Whatever, I guess i am not alone in finding the progression of ideas
here most stimulating and thought provoking. Thanks guys.
One thought - what's the opinion, now that I have parameters for the
motor, of the value of Spice simulation?
Winfield Hill wrote in message news:...
> Bill Allison wrote...
> > But you've triggered another idea...
> > I could put some resistance in series with the motor and arrange to
> > short it out as power demanded approached 100%. That would soften
> > transients and would still give me 50Hz impulses to overcome stiction
> > and make fine control near zero speed better.
> That prompts me to mention another scheme I find more interesting,
> current-source control. First consider this: Q. How to add an
> electronic fuse or circuit breaker for fault conditions?
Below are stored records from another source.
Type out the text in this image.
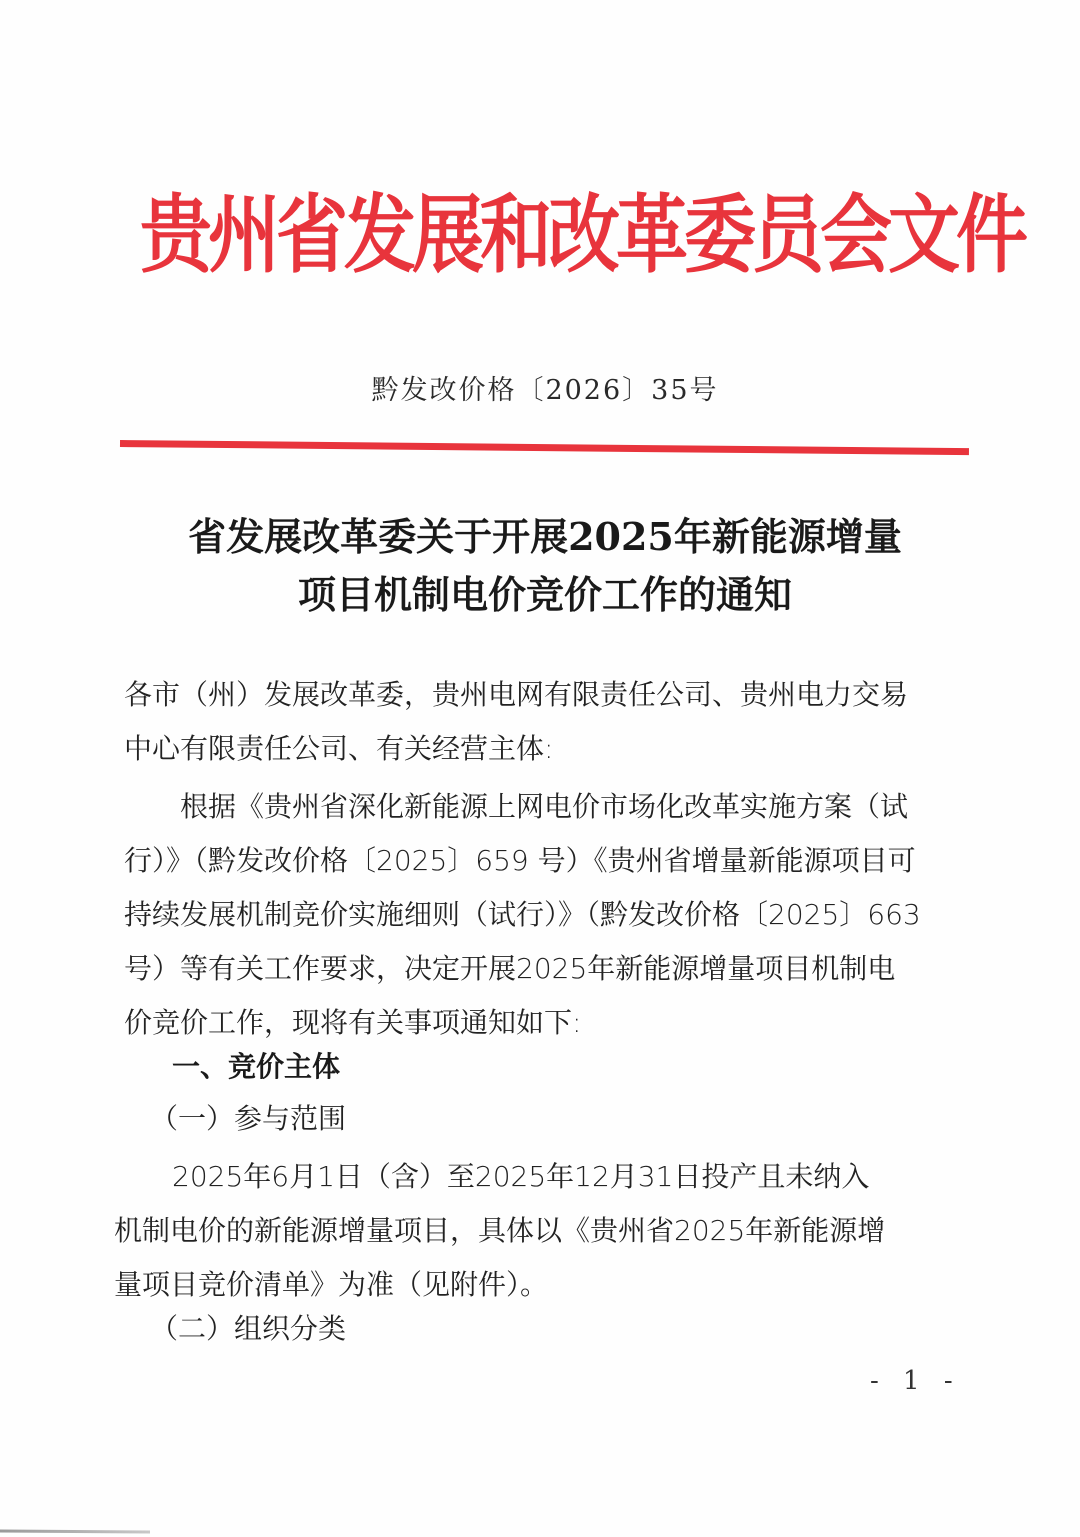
贵州省发展和改革委员会文件
黔发改价格〔2026〕35号
省发展改革委关于开展2025年新能源增量
项目机制电价竞价工作的通知
各市（州）发展改革委，贵州电网有限责任公司、贵州电力交易
中心有限责任公司、有关经营主体:
根据《贵州省深化新能源上网电价市场化改革实施方案（试
行）》（黔发改价格〔2025〕659 号）《贵州省增量新能源项目可
持续发展机制竞价实施细则（试行）》（黔发改价格〔2025〕663
号）等有关工作要求，决定开展2025年新能源增量项目机制电
价竞价工作，现将有关事项通知如下:
一、竞价主体
（一）参与范围
2025年6月1日（含）至2025年12月31日投产且未纳入
机制电价的新能源增量项目，具体以《贵州省2025年新能源增
量项目竞价清单》为准（见附件）。
（二）组织分类
- 1 -
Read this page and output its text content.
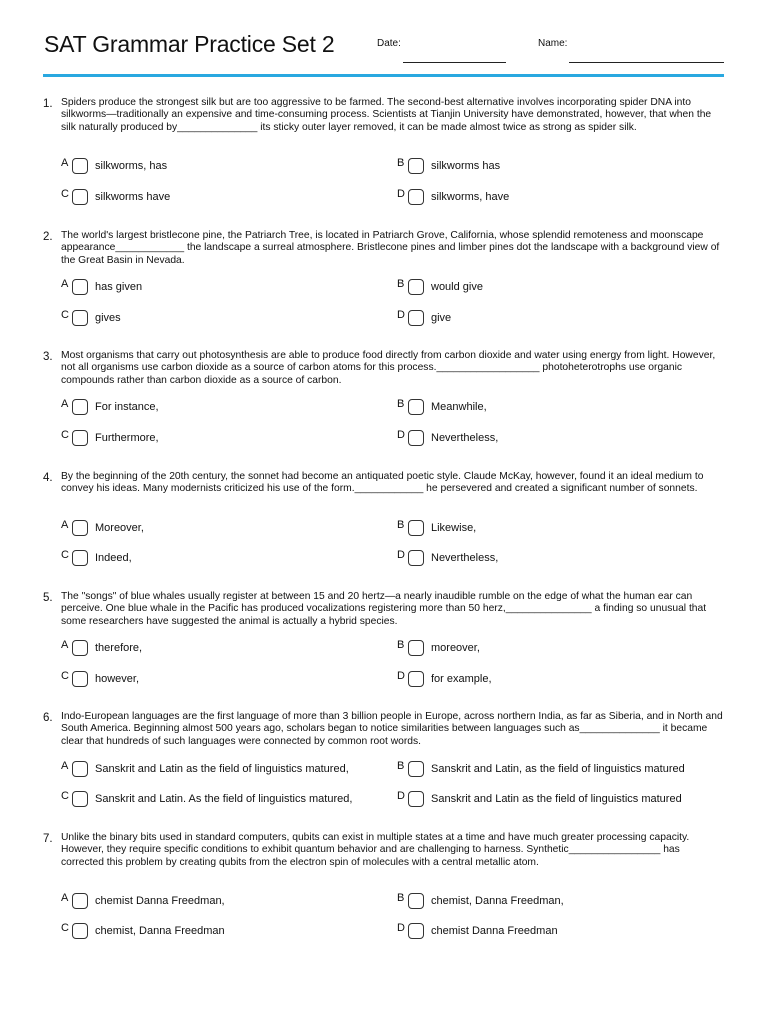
SAT Grammar Practice Set 2	Date:	Name:
1. Spiders produce the strongest silk but are too aggressive to be farmed. The second-best alternative involves incorporating spider DNA into silkworms—traditionally an expensive and time-consuming process. Scientists at Tianjin University have demonstrated, however, that when the silk naturally produced by______________ its sticky outer layer removed, it can be made almost twice as strong as spider silk.
A silkworms, has	B silkworms has
C silkworms have	D silkworms, have
2. The world's largest bristlecone pine, the Patriarch Tree, is located in Patriarch Grove, California, whose splendid remoteness and moonscape appearance____________ the landscape a surreal atmosphere. Bristlecone pines and limber pines dot the landscape with a background view of the Great Basin in Nevada.
A has given	B would give
C gives	D give
3. Most organisms that carry out photosynthesis are able to produce food directly from carbon dioxide and water using energy from light. However, not all organisms use carbon dioxide as a source of carbon atoms for this process.__________________ photoheterotrophs use organic compounds rather than carbon dioxide as a source of carbon.
A For instance,	B Meanwhile,
C Furthermore,	D Nevertheless,
4. By the beginning of the 20th century, the sonnet had become an antiquated poetic style. Claude McKay, however, found it an ideal medium to convey his ideas. Many modernists criticized his use of the form.____________ he persevered and created a significant number of sonnets.
A Moreover,	B Likewise,
C Indeed,	D Nevertheless,
5. The "songs" of blue whales usually register at between 15 and 20 hertz—a nearly inaudible rumble on the edge of what the human ear can perceive. One blue whale in the Pacific has produced vocalizations registering more than 50 herz,_______________ a finding so unusual that some researchers have suggested the animal is actually a hybrid species.
A therefore,	B moreover,
C however,	D for example,
6. Indo-European languages are the first language of more than 3 billion people in Europe, across northern India, as far as Siberia, and in North and South America. Beginning almost 500 years ago, scholars began to notice similarities between languages such as______________ it became clear that hundreds of such languages were connected by common root words.
A Sanskrit and Latin as the field of linguistics matured,	B Sanskrit and Latin, as the field of linguistics matured
C Sanskrit and Latin. As the field of linguistics matured,	D Sanskrit and Latin as the field of linguistics matured
7. Unlike the binary bits used in standard computers, qubits can exist in multiple states at a time and have much greater processing capacity. However, they require specific conditions to exhibit quantum behavior and are challenging to harness. Synthetic________________ has corrected this problem by creating qubits from the electron spin of molecules with a central metallic atom.
A chemist Danna Freedman,	B chemist, Danna Freedman,
C chemist, Danna Freedman	D chemist Danna Freedman
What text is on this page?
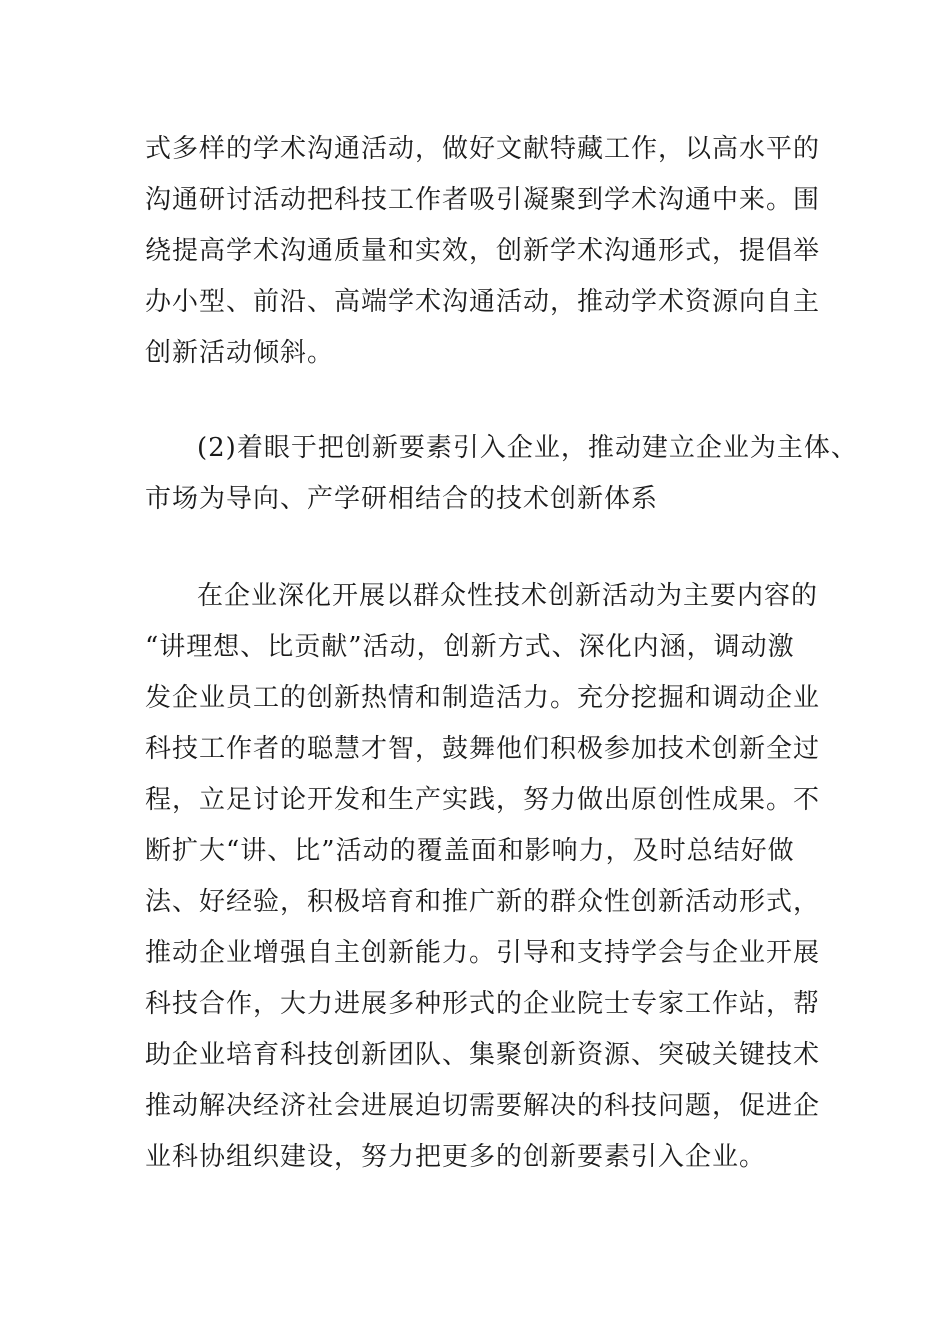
式多样的学术沟通活动，做好文献特藏工作，以高水平的
沟通研讨活动把科技工作者吸引凝聚到学术沟通中来。围
绕提高学术沟通质量和实效，创新学术沟通形式，提倡举
办小型、前沿、高端学术沟通活动，推动学术资源向自主
创新活动倾斜。
(2)着眼于把创新要素引入企业，推动建立企业为主体、
市场为导向、产学研相结合的技术创新体系
在企业深化开展以群众性技术创新活动为主要内容的
“讲理想、比贡献”活动，创新方式、深化内涵，调动激
发企业员工的创新热情和制造活力。充分挖掘和调动企业
科技工作者的聪慧才智，鼓舞他们积极参加技术创新全过
程，立足讨论开发和生产实践，努力做出原创性成果。不
断扩大“讲、比”活动的覆盖面和影响力，及时总结好做
法、好经验，积极培育和推广新的群众性创新活动形式，
推动企业增强自主创新能力。引导和支持学会与企业开展
科技合作，大力进展多种形式的企业院士专家工作站，帮
助企业培育科技创新团队、集聚创新资源、突破关键技术
推动解决经济社会进展迫切需要解决的科技问题，促进企
业科协组织建设，努力把更多的创新要素引入企业。
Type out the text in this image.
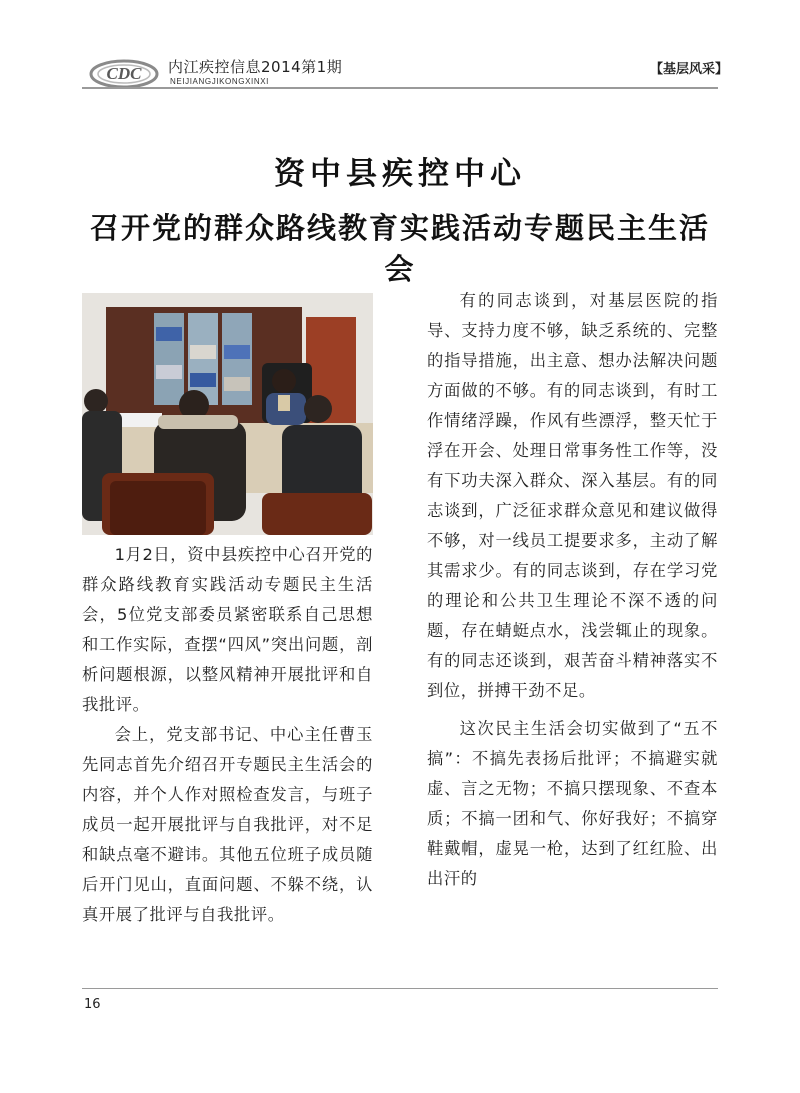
CDC 内江疾控信息2014第1期
NEIJIANGJIKONGXINXI
【基层风采】
资中县疾控中心
召开党的群众路线教育实践活动专题民主生活会

1月2日，资中县疾控中心召开党的群众路线教育实践活动专题民主生活会，5位党支部委员紧密联系自己思想和工作实际，查摆“四风”突出问题，剖析问题根源，以整风精神开展批评和自我批评。

会上，党支部书记、中心主任曹玉先同志首先介绍召开专题民主生活会的内容，并个人作对照检查发言，与班子成员一起开展批评与自我批评，对不足和缺点毫不避讳。其他五位班子成员随后开门见山，直面问题、不躲不绕，认真开展了批评与自我批评。

有的同志谈到，对基层医院的指导、支持力度不够，缺乏系统的、完整的指导措施，出主意、想办法解决问题方面做的不够。有的同志谈到，有时工作情绪浮躁，作风有些漂浮，整天忙于浮在开会、处理日常事务性工作等，没有下功夫深入群众、深入基层。有的同志谈到，广泛征求群众意见和建议做得不够，对一线员工提要求多，主动了解其需求少。有的同志谈到，存在学习党的理论和公共卫生理论不深不透的问题，存在蜻蜓点水，浅尝辄止的现象。有的同志还谈到，艰苦奋斗精神落实不到位，拼搏干劲不足。

这次民主生活会切实做到了“五不搞”：不搞先表扬后批评；不搞避实就虚、言之无物；不搞只摆现象、不查本质；不搞一团和气、你好我好；不搞穿鞋戴帽，虚晃一枪，达到了红红脸、出出汗的

16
A. add
> a common 100A 50-millivolt shunt resistor (R = 0.5 milliohms), and
> upon detecting more than say 100mV (200A) for longer than say 3 sec,
> set a fault flip-flop to kill the FET gate drive.
> Q. What other cool thing can I do with this shunt resistor?
> A. Use it with circuitry to turn the power MOSFETs into a say
> 0 to 50A linear current source to run the motor in a programmable
> torque mode when starting. Consider, 0 to 50A would be 0 to 25mV,
> a very managable voltage range. A difference amplifier with 0.1mV
> offset could be used to control the servo; 0.1mV offset creates an
> acceptable uncertainty of only 0.2 amps. And etc.